30 mai 1914
Aujourd’hui, je fête mes quatorze ans. Maman m’a offert ce petit cahier en me disant que je devais continuer à écrire car, comme mon instituteur, elle trouve que j’ai un certain talent. Je suis donc très fier de noter sur la petite étiquette « Kléber Coussement, Mouscron ». Papa m’a offert une place de cinéma. Je sais qu’il dû épargner plusieurs mois pour me faire ce cadeau. Je suis allé au «Vieux Mouscron » qui a ouvert l’an dernier sur la Grand-Place. Quelle magnifique salle ! C’est une expérience que j’espère pouvoir renouveler à l’avenir. Le film s’intitulait « La tulipe d’or ». Il est drôle de voir des personnes gesticuler sur un grand écran. J’ai vraiment eu l’impression d’être dans l’histoire, à leurs côtés. C’est encore mieux que de lire !
29 juillet 1914
Vers dix heures, toutes les cloches des églises se sont mises à sonner à la volée. Du Mont-à -Leux au Tuquet, les habitants sont sortis dans les rues. J’ai vu de la terreur dans le regard de Maman et lui ai demandé ce qu’il se passait. Elle m’a pris dans ses bras en murmurant : « Nous sommes en guerre, mon enfant ! ». Je n’ai pas bien compris. Une guerre ? Comme celles que j’étudie dans mes cours d’histoire ? Comment est-ce possible ? Qui voudrait attaquer notre petite Belgique ? Papa est rentré plus tôt du travail.

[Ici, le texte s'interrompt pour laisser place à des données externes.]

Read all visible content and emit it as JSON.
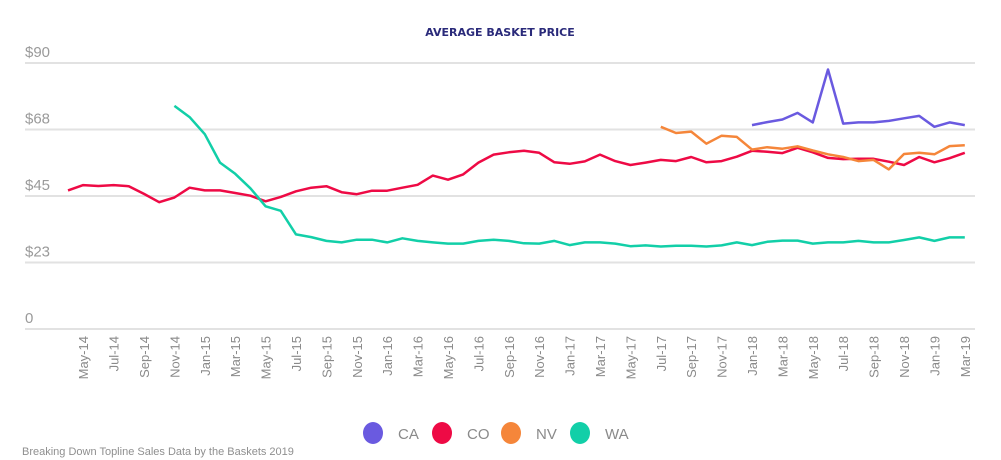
{
  "chart_data": {
    "type": "line",
    "title": "AVERAGE BASKET PRICE",
    "xlabel": "",
    "ylabel": "",
    "ylim": [
      0,
      90
    ],
    "yticks": [
      0,
      22.5,
      45,
      67.5,
      90
    ],
    "ytick_labels": [
      "0",
      "$23",
      "$45",
      "$68",
      "$90"
    ],
    "grid": true,
    "legend_placement": "bottom",
    "x": [
      "Apr-14",
      "May-14",
      "Jun-14",
      "Jul-14",
      "Aug-14",
      "Sep-14",
      "Oct-14",
      "Nov-14",
      "Dec-14",
      "Jan-15",
      "Feb-15",
      "Mar-15",
      "Apr-15",
      "May-15",
      "Jun-15",
      "Jul-15",
      "Aug-15",
      "Sep-15",
      "Oct-15",
      "Nov-15",
      "Dec-15",
      "Jan-16",
      "Feb-16",
      "Mar-16",
      "Apr-16",
      "May-16",
      "Jun-16",
      "Jul-16",
      "Aug-16",
      "Sep-16",
      "Oct-16",
      "Nov-16",
      "Dec-16",
      "Jan-17",
      "Feb-17",
      "Mar-17",
      "Apr-17",
      "May-17",
      "Jun-17",
      "Jul-17",
      "Aug-17",
      "Sep-17",
      "Oct-17",
      "Nov-17",
      "Dec-17",
      "Jan-18",
      "Feb-18",
      "Mar-18",
      "Apr-18",
      "May-18",
      "Jun-18",
      "Jul-18",
      "Aug-18",
      "Sep-18",
      "Oct-18",
      "Nov-18",
      "Dec-18",
      "Jan-19",
      "Feb-19",
      "Mar-19"
    ],
    "xtick_labels": [
      "May-14",
      "Jul-14",
      "Sep-14",
      "Nov-14",
      "Jan-15",
      "Mar-15",
      "May-15",
      "Jul-15",
      "Sep-15",
      "Nov-15",
      "Jan-16",
      "Mar-16",
      "May-16",
      "Jul-16",
      "Sep-16",
      "Nov-16",
      "Jan-17",
      "Mar-17",
      "May-17",
      "Jul-17",
      "Sep-17",
      "Nov-17",
      "Jan-18",
      "Mar-18",
      "May-18",
      "Jul-18",
      "Sep-18",
      "Nov-18",
      "Jan-19",
      "Mar-19"
    ],
    "series": [
      {
        "name": "CA",
        "color": "#6a5ae0",
        "values": [
          null,
          null,
          null,
          null,
          null,
          null,
          null,
          null,
          null,
          null,
          null,
          null,
          null,
          null,
          null,
          null,
          null,
          null,
          null,
          null,
          null,
          null,
          null,
          null,
          null,
          null,
          null,
          null,
          null,
          null,
          null,
          null,
          null,
          null,
          null,
          null,
          null,
          null,
          null,
          null,
          null,
          null,
          null,
          null,
          null,
          69.0,
          70.0,
          70.9,
          73.1,
          69.9,
          87.8,
          69.5,
          69.9,
          69.9,
          70.4,
          71.3,
          72.1,
          68.4,
          69.9,
          69.0
        ]
      },
      {
        "name": "CO",
        "color": "#ee0a45",
        "values": [
          46.9,
          48.7,
          48.4,
          48.7,
          48.3,
          45.7,
          42.9,
          44.5,
          47.8,
          46.9,
          46.9,
          46.0,
          45.1,
          43.2,
          44.7,
          46.6,
          47.8,
          48.3,
          46.3,
          45.6,
          46.8,
          46.8,
          47.8,
          48.8,
          51.9,
          50.5,
          52.3,
          56.3,
          59.0,
          59.8,
          60.3,
          59.6,
          56.4,
          55.9,
          56.7,
          59.0,
          56.8,
          55.5,
          56.3,
          57.2,
          56.8,
          58.2,
          56.4,
          56.8,
          58.3,
          60.3,
          60.0,
          59.5,
          61.3,
          59.8,
          57.9,
          57.5,
          57.6,
          57.6,
          56.6,
          55.5,
          58.2,
          56.4,
          57.8,
          59.6
        ]
      },
      {
        "name": "NV",
        "color": "#f5863a",
        "values": [
          null,
          null,
          null,
          null,
          null,
          null,
          null,
          null,
          null,
          null,
          null,
          null,
          null,
          null,
          null,
          null,
          null,
          null,
          null,
          null,
          null,
          null,
          null,
          null,
          null,
          null,
          null,
          null,
          null,
          null,
          null,
          null,
          null,
          null,
          null,
          null,
          null,
          null,
          null,
          68.4,
          66.3,
          66.8,
          62.7,
          65.4,
          65.0,
          60.7,
          61.5,
          61.0,
          61.8,
          60.4,
          59.1,
          58.2,
          56.8,
          57.2,
          54.0,
          59.2,
          59.6,
          59.1,
          61.9,
          62.2
        ]
      },
      {
        "name": "WA",
        "color": "#12cfa8",
        "values": [
          null,
          null,
          null,
          null,
          null,
          null,
          null,
          75.5,
          71.7,
          65.9,
          56.3,
          52.5,
          47.6,
          41.5,
          40.0,
          32.0,
          31.1,
          29.8,
          29.3,
          30.2,
          30.2,
          29.3,
          30.7,
          29.8,
          29.3,
          28.9,
          28.9,
          29.8,
          30.2,
          29.8,
          29.0,
          28.9,
          29.8,
          28.4,
          29.3,
          29.3,
          28.9,
          28.0,
          28.3,
          27.9,
          28.2,
          28.2,
          27.9,
          28.3,
          29.3,
          28.4,
          29.5,
          29.9,
          29.9,
          28.9,
          29.3,
          29.3,
          29.8,
          29.3,
          29.3,
          30.1,
          31.0,
          29.8,
          31.0,
          31.0
        ]
      }
    ]
  },
  "footer": "Breaking Down Topline Sales Data by the Baskets 2019"
}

Il a dit que l’usine textile qui l’emploie, qui se trouve en France, à Roubaix, a dû stopper ses machines et que la frontière était désormais fermée. Un grand malheur pour les nombreux travailleurs transfrontaliers. Je l’ai accompagné à l’estaminet du coin « Au Moulin ». La mobilisation était sur toutes les lèvres, trempées ou non dans un verre de pils. Tous les hommes valides sont appelés au front pour repousser les troupes allemandes. Ce soir, c’est la première fois que j’ai vu mon père saoul. Il fallait bien faire passer cette pilule bien amère.
30 juillet 1914
J’ai aidé Papa à préparer son baluchon. Maman lui a préparé une gamelle, rempli une gourde de vin et mis un pain entier dans sa besace. Les larmes coulaient le long de nos joues pendant notre étreinte : « C’est toi le chef de la maison en mon absence, fils. Veille sur ta mère. J’espère revenir très vite. Nous, les belges sommes des coriaces. Ne t’en fais pas. » J’espère que ce n’était pas la dernière fois que je voyais mon père. Il a enfilé sa grande capote sombre et nous l’avons accompagné jusqu’à la Grand-Place. Nous étions de nombreuses familles à voir partir un mari, un père, un frère, un oncle. Mon cœur s’est serré lorsque le camion l’a emmené vers son destin de défenseur de la patrie, la nôtre. Même si je ne vais à la messe que pour faire plaisir à Maman, j’ai adressé une prière à Dieu, s’il existe, afin qu’il veille sur lui.
23 août 1914
J’ai vu passer des cavaliers allemands avec un casque à pointe, des grandes bottes et un costume vert. Il paraît que ce sont des Uhlans. Ils ont réquisitionné la gare pour en faire leur quartier général. Ils ont coupé les lignes téléphoniques et télégraphiques. Nous voici isolés du monde extérieur. Cela signifierait-il que nous avons déjà perdu la guerre ? Papa va-t-il revenir ?
à suivre...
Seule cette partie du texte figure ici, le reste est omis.